Лицо Томаселли помрачнело.
— В больнице брюшной тиф. Доктор Чандлер доложил о двух случаях. Есть подозрения еще на четыре. Это эпидемия.
Зал совещаний был переполнен. Весть об эпидемии брюшного тифа быстро стала известна не только всему персоналу больницы, но и врачам города. Вместе с нею полз и упорный слух о падении Джо Пирсона, о его уходе в отставку. Собравшиеся шумно обсуждали обе новости, когда в зал вошли Пирсон, Томаселли и Дэвид Коулмен.
О'Доннел уже занял свое место во главе длинного стола. Не было только Чарли Дорнбергера, который также кое-кому уже сообщил о своем намерении уйти в отставку.
О'Доннел увидел входившую Люси Грэйнджер, которая приветливо улыбнулась ему. И вдруг вспомнил, что за все утро ни разу не подумал о Дениз, настолько больничные дела заполнили все его мысли. “Понравится ли Дениз то, что она все же оказалась на втором месте? — подумал он. — Сможет ли она понять и примириться? А Люси?” Ему стало как-то не по себе. Почему он всегда их сравнивает? Мысль об одной сразу же вызывала в памяти образ другой. Нет, сейчас не время для этого, пристыдил он себя. Пора начинать совещание.

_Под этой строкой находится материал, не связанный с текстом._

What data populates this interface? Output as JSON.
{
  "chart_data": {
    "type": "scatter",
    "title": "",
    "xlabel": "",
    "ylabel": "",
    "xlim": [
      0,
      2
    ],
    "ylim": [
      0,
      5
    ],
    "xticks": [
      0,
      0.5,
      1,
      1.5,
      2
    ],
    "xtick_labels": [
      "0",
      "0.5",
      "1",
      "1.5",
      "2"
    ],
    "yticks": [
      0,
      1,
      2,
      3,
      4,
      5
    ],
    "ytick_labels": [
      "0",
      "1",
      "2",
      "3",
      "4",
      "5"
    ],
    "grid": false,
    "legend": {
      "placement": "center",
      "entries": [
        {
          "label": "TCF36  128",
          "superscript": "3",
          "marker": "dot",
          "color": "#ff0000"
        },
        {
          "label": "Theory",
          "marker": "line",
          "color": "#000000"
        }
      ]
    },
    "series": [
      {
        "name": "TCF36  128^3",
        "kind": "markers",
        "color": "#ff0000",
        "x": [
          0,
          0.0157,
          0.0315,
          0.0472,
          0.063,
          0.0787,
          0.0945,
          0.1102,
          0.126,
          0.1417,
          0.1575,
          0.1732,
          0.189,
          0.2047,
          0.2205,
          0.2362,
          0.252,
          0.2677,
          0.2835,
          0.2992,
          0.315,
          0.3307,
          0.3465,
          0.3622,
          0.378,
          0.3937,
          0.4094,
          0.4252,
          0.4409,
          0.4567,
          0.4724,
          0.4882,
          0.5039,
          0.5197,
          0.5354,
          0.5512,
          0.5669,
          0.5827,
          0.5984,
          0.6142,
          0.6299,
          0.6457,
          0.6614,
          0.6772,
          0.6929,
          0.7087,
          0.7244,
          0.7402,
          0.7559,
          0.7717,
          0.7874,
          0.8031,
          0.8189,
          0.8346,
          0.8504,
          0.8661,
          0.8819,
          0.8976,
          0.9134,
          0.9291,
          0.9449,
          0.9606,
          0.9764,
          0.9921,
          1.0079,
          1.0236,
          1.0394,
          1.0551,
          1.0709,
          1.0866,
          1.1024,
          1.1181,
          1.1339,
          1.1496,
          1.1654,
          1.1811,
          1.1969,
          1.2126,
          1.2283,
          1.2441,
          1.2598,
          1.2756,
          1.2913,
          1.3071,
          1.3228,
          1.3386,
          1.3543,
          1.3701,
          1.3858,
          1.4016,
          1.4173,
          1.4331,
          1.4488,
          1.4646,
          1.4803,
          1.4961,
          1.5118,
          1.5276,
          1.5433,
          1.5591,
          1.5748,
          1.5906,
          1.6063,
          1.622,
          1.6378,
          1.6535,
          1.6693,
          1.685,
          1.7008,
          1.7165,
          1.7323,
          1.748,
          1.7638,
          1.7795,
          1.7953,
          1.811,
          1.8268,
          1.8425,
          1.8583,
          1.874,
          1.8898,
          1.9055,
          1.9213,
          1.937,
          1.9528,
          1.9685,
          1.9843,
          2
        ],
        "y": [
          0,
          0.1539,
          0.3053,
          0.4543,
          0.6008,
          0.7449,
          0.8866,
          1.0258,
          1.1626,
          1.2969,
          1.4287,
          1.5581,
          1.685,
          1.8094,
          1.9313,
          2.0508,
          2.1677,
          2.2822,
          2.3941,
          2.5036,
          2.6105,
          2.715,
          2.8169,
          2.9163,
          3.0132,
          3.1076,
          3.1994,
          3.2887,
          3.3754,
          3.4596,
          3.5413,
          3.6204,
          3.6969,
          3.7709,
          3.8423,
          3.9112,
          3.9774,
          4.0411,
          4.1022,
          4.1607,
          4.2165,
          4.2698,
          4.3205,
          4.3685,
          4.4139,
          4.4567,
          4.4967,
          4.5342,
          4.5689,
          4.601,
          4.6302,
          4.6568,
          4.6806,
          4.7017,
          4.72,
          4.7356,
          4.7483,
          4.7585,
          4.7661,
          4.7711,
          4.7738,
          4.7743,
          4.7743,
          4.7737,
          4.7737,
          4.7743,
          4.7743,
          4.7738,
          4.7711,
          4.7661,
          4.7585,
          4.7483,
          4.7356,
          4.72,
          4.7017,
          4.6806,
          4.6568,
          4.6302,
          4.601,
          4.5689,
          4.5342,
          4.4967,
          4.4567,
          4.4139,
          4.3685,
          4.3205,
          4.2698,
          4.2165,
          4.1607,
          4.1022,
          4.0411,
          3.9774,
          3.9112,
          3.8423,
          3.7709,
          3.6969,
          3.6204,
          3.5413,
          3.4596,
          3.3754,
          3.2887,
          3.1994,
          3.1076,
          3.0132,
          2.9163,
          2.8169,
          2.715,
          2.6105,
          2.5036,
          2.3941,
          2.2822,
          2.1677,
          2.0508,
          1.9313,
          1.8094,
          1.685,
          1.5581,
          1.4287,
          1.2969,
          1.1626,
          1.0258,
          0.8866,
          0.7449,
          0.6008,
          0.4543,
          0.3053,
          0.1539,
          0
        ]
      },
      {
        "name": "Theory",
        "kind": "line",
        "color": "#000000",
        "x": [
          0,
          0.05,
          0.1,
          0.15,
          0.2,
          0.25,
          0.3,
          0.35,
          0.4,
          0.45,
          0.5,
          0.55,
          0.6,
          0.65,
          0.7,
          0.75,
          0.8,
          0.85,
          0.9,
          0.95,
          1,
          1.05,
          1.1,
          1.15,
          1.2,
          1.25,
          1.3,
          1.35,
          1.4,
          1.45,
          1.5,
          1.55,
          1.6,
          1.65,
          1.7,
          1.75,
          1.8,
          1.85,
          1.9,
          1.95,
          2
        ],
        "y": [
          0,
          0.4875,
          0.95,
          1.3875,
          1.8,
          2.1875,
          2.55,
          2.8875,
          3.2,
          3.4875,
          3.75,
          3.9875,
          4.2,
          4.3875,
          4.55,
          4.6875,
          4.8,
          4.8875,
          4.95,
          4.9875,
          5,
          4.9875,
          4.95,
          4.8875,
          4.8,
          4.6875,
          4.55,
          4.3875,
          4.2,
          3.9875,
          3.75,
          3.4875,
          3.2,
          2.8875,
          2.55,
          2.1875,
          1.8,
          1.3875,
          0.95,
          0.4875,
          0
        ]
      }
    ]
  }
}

Он постучал молоточком по столу и подождал, пока стихнут разговоры.
— Леди и джентльмены, мы все знаем, что эпидемии в больницах — это не такое уж уникальное явление. Они, к сожалению, имеют место гораздо чаще, чем думают обыватели. Это, если можно выразиться, зло нашей профессии. В стенах нашей больницы таится, увы, немало болезней. Они наши враги и только выжидают, чтобы напасть на нас. Я отнюдь не хочу преуменьшать опасности того, что произошло, но нам не следует ее и преувеличивать. Будем соблюдать чувство меры. Доктор Чандлер, прошу вас доложить собранию.